2. Mengalami gangguan interaksi sosial
Selain sulit berkomunikasi, gejala gangguan autisme juga akan mengalami sulitnya bersosialisasi. Biasanya, anak dengan autisme sering kali terlihat asyik dengan dunianya sendiri, sehingga sulit terhubung dengan orang-orang di sekitarnya.
Anak penderita autisme juga terlihat kurang responsif atau sensitif terhadap perasaannya sendiri maupun orang lain. Karena itulah, anak dalam kondisi ini sangat tidak mudah berteman, bermain, dan berbagi dengan orang lain, sekalipun teman sendiri.
Adapun ciri-cirinya adalah sebagai berikut.
- Tidak berbagi minat dengan orang lain, misalnya, menunjukkan objek yang mereka sukai.
- Tidak menunjukkan ketertarikan.
- Tidak memperhatikan ketika orang lain terluka atau marah.
- Tidak memperhatikan anak-anak lain dan ikut bermain.
- Tidak berpura-pura menjadi orang lain layaknya anak dalam kondisi normal yang sering kali berpura-pura menjadi guru atau pahlawan super, saat bermain.

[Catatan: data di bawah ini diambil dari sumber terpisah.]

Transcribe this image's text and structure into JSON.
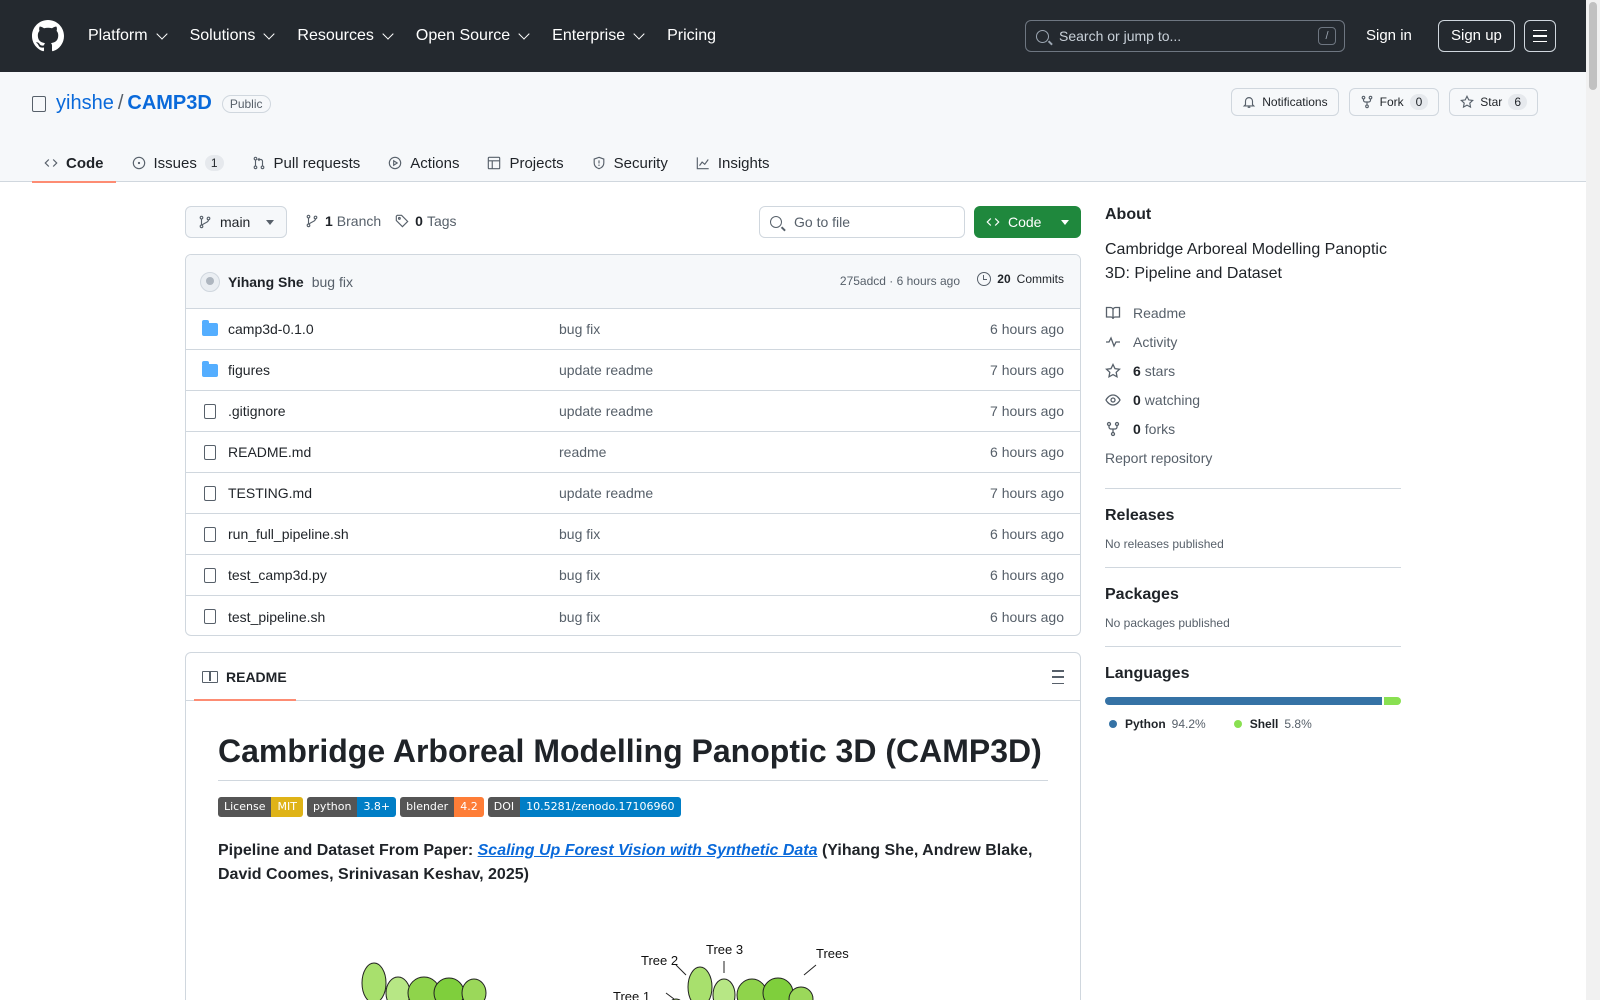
{
  "header": {
    "nav": [
      "Platform",
      "Solutions",
      "Resources",
      "Open Source",
      "Enterprise",
      "Pricing"
    ],
    "search_placeholder": "Search or jump to...",
    "search_key": "/",
    "sign_in": "Sign in",
    "sign_up": "Sign up"
  },
  "repo": {
    "owner": "yihshe",
    "separator": "/",
    "name": "CAMP3D",
    "visibility": "Public",
    "notifications": "Notifications",
    "fork_label": "Fork",
    "fork_count": "0",
    "star_label": "Star",
    "star_count": "6"
  },
  "tabs": [
    {
      "label": "Code",
      "icon": "code-icon"
    },
    {
      "label": "Issues",
      "count": "1",
      "icon": "issue-icon"
    },
    {
      "label": "Pull requests",
      "icon": "pull-request-icon"
    },
    {
      "label": "Actions",
      "icon": "play-icon"
    },
    {
      "label": "Projects",
      "icon": "table-icon"
    },
    {
      "label": "Security",
      "icon": "shield-icon"
    },
    {
      "label": "Insights",
      "icon": "graph-icon"
    }
  ],
  "toolbar": {
    "branch": "main",
    "branch_count": "1",
    "branch_label": "Branch",
    "tag_count": "0",
    "tag_label": "Tags",
    "goto_placeholder": "Go to file",
    "code_button": "Code"
  },
  "commit": {
    "author": "Yihang She",
    "message": "bug fix",
    "meta": "275adcd · 6 hours ago",
    "commits_count": "20",
    "commits_label": "Commits"
  },
  "files": [
    {
      "name": "camp3d-0.1.0",
      "type": "folder",
      "message": "bug fix",
      "time": "6 hours ago"
    },
    {
      "name": "figures",
      "type": "folder",
      "message": "update readme",
      "time": "7 hours ago"
    },
    {
      "name": ".gitignore",
      "type": "file",
      "message": "update readme",
      "time": "7 hours ago"
    },
    {
      "name": "README.md",
      "type": "file",
      "message": "readme",
      "time": "6 hours ago"
    },
    {
      "name": "TESTING.md",
      "type": "file",
      "message": "update readme",
      "time": "7 hours ago"
    },
    {
      "name": "run_full_pipeline.sh",
      "type": "file",
      "message": "bug fix",
      "time": "6 hours ago"
    },
    {
      "name": "test_camp3d.py",
      "type": "file",
      "message": "bug fix",
      "time": "6 hours ago"
    },
    {
      "name": "test_pipeline.sh",
      "type": "file",
      "message": "bug fix",
      "time": "6 hours ago"
    }
  ],
  "readme": {
    "tab_label": "README",
    "title": "Cambridge Arboreal Modelling Panoptic 3D (CAMP3D)",
    "badges": [
      {
        "left": "License",
        "right": "MIT",
        "color": "#dfb317"
      },
      {
        "left": "python",
        "right": "3.8+",
        "color": "#007ec6"
      },
      {
        "left": "blender",
        "right": "4.2",
        "color": "#fe7d37"
      },
      {
        "left": "DOI",
        "right": "10.5281/zenodo.17106960",
        "color": "#007ec6"
      }
    ],
    "paper_prefix": "Pipeline and Dataset From Paper: ",
    "paper_link": "Scaling Up Forest Vision with Synthetic Data",
    "paper_suffix": " (Yihang She, Andrew Blake, David Coomes, Srinivasan Keshav, 2025)",
    "figure_labels": [
      "Tree 2",
      "Tree 3",
      "Trees",
      "Tree 1"
    ]
  },
  "sidebar": {
    "about_title": "About",
    "description": "Cambridge Arboreal Modelling Panoptic 3D: Pipeline and Dataset",
    "readme": "Readme",
    "activity": "Activity",
    "stars_count": "6",
    "stars_label": "stars",
    "watching_count": "0",
    "watching_label": "watching",
    "forks_count": "0",
    "forks_label": "forks",
    "report": "Report repository",
    "releases_title": "Releases",
    "releases_empty": "No releases published",
    "packages_title": "Packages",
    "packages_empty": "No packages published",
    "languages_title": "Languages",
    "languages": [
      {
        "name": "Python",
        "pct": "94.2%",
        "value": 94.2,
        "color": "#3572A5"
      },
      {
        "name": "Shell",
        "pct": "5.8%",
        "value": 5.8,
        "color": "#89e051"
      }
    ]
  }
}
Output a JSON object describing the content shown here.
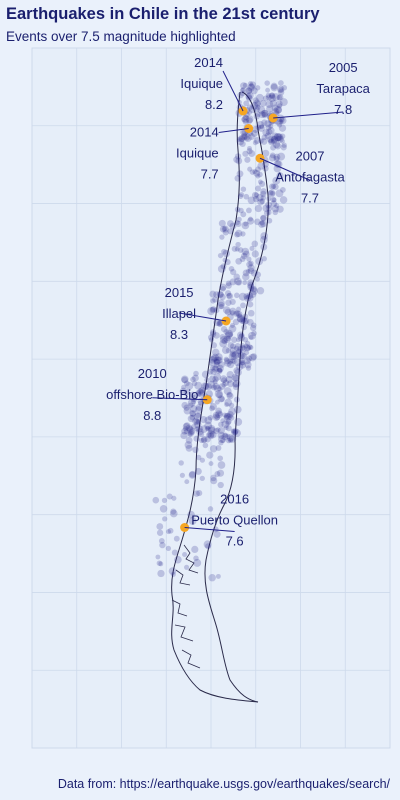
{
  "title": "Earthquakes in Chile in the 21st century",
  "subtitle": "Events over 7.5 magnitude highlighted",
  "caption": "Data from: https://earthquake.usgs.gov/earthquakes/search/",
  "colors": {
    "background": "#eaf1fb",
    "panel": "#e6eef9",
    "grid": "#cdd9eb",
    "quake": "#1f1f8a",
    "highlight": "#f5a623",
    "coast": "#2a2a4a",
    "text": "#1a1f6e"
  },
  "chart_data": {
    "type": "scatter",
    "title": "Earthquakes in Chile in the 21st century",
    "subtitle": "Events over 7.5 magnitude highlighted",
    "xlabel": "",
    "ylabel": "",
    "grid": true,
    "xlim": [
      -82,
      -63
    ],
    "ylim": [
      -56,
      -16
    ],
    "highlighted": [
      {
        "year": "2014",
        "place": "Iquique",
        "magnitude": "8.2",
        "lon": -70.8,
        "lat": -19.6
      },
      {
        "year": "2014",
        "place": "Iquique",
        "magnitude": "7.7",
        "lon": -70.5,
        "lat": -20.6
      },
      {
        "year": "2005",
        "place": "Tarapaca",
        "magnitude": "7.8",
        "lon": -69.2,
        "lat": -20.0
      },
      {
        "year": "2007",
        "place": "Antofagasta",
        "magnitude": "7.7",
        "lon": -69.9,
        "lat": -22.3
      },
      {
        "year": "2015",
        "place": "Illapel",
        "magnitude": "8.3",
        "lon": -71.7,
        "lat": -31.6
      },
      {
        "year": "2010",
        "place": "offshore Bio-Bio",
        "magnitude": "8.8",
        "lon": -72.7,
        "lat": -36.1
      },
      {
        "year": "2016",
        "place": "Puerto Quellon",
        "magnitude": "7.6",
        "lon": -73.9,
        "lat": -43.4
      }
    ]
  }
}
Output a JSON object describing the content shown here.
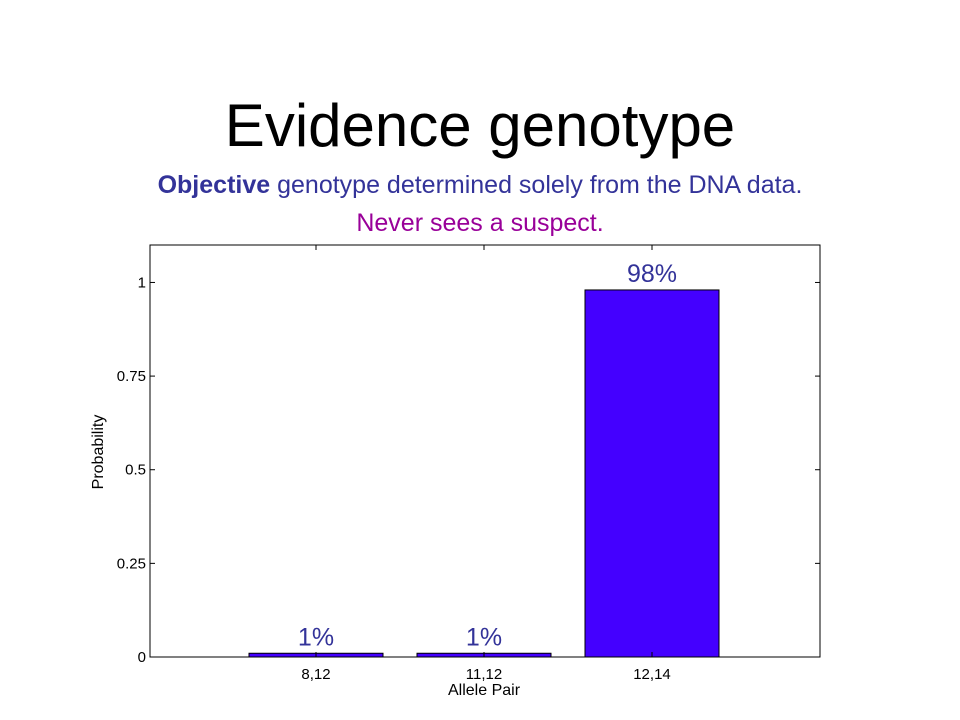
{
  "slide": {
    "title": "Evidence genotype",
    "subtitle_emphasis": "Objective",
    "subtitle_rest": " genotype determined solely from the DNA data.",
    "subtitle_line2": "Never sees a suspect."
  },
  "colors": {
    "bar_fill": "#4400ff",
    "data_label": "#333399",
    "subtitle_line1": "#333399",
    "subtitle_line2": "#990099"
  },
  "chart_data": {
    "type": "bar",
    "title": "",
    "xlabel": "Allele Pair",
    "ylabel": "Probability",
    "categories": [
      "8,12",
      "11,12",
      "12,14"
    ],
    "values": [
      0.01,
      0.01,
      0.98
    ],
    "data_labels": [
      "1%",
      "1%",
      "98%"
    ],
    "ylim": [
      0,
      1.1
    ],
    "yticks": [
      0,
      0.25,
      0.5,
      0.75,
      1
    ],
    "ytick_labels": [
      "0",
      "0.25",
      "0.5",
      "0.75",
      "1"
    ],
    "grid": false,
    "legend": "none"
  }
}
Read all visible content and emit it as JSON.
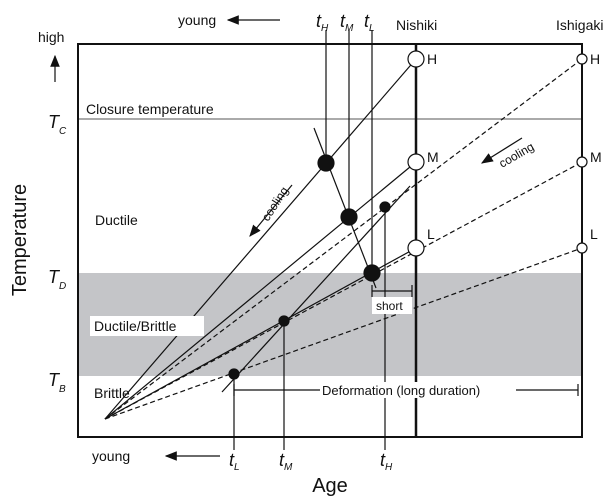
{
  "top_arrow_label": "young",
  "top_ages": [
    {
      "main": "t",
      "sub": "H"
    },
    {
      "main": "t",
      "sub": "M"
    },
    {
      "main": "t",
      "sub": "L"
    }
  ],
  "sites": [
    "Nishiki",
    "Ishigaki"
  ],
  "high": "high",
  "temperatures": [
    {
      "main": "T",
      "sub": "C"
    },
    {
      "main": "T",
      "sub": "D"
    },
    {
      "main": "T",
      "sub": "B"
    }
  ],
  "closure": "Closure temperature",
  "zones": [
    "Ductile",
    "Ductile/Brittle",
    "Brittle"
  ],
  "cooling": [
    "cooling",
    "cooling"
  ],
  "nishiki_points": [
    "H",
    "M",
    "L"
  ],
  "ishigaki_points": [
    "H",
    "M",
    "L"
  ],
  "short": "short",
  "deformation": "Deformation (long duration)",
  "bottom_arrow_label": "young",
  "bottom_ages": [
    {
      "main": "t",
      "sub": "L"
    },
    {
      "main": "t",
      "sub": "M"
    },
    {
      "main": "t",
      "sub": "H"
    }
  ],
  "x_label": "Age",
  "y_label": "Temperature"
}
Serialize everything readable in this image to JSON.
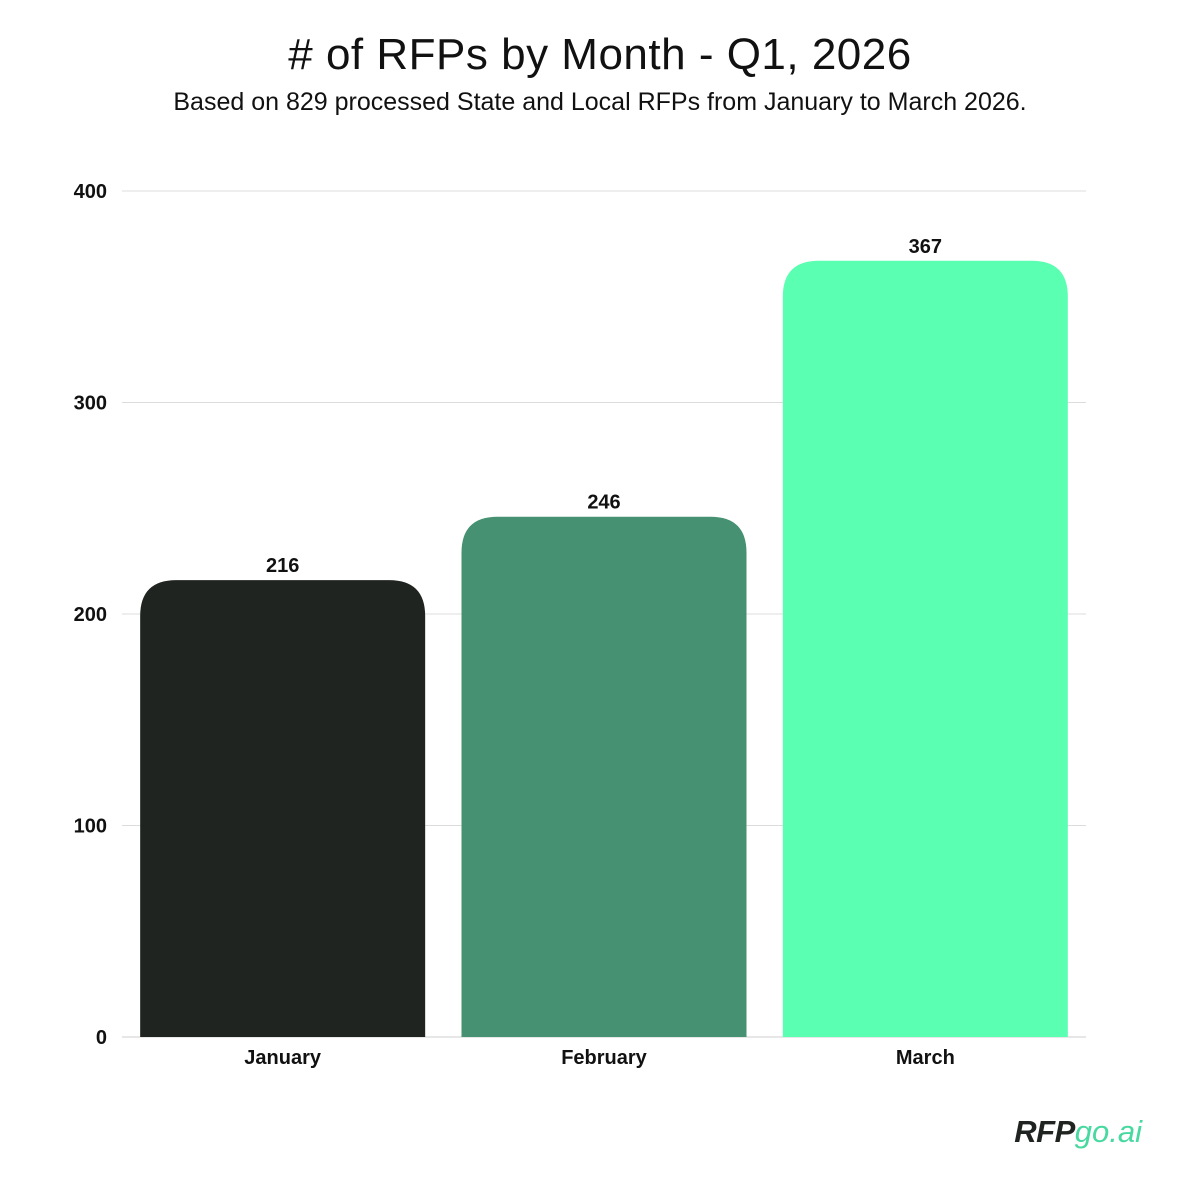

- Tidak menyanyi, menari, atau berakting
3. Mengalami gangguan perilaku atau minat yang terbatas/berulang
Anak dengan gangguan autisme memiliki pola perilaku khas yang biasanya ditunjukkan. Berikut contoh perilaku atau minat yang terbatas/berulang.
- Menjajarkan mainan atau benda lain dan menjadi kesal saat pesanan diubah.
- Mengulangi kata atau frasa berulang-ulang (disebut echolalia).
- Bermain dengan mainan dengan pola atau cara yang sama setiap saat.
- Difokuskan pada bagian objek (misalnya, roda).
- Marah, menangis, atau tertawa tanpa alasan yang jelas atau karena perubahan kecil.
- Memiliki minat obsesif.
- Harus mengikuti rutinitas tertentu.
- Memiliki reaksi yang tidak biasa terhadap suara, bau, rasa, tampilan, atau rasa benda.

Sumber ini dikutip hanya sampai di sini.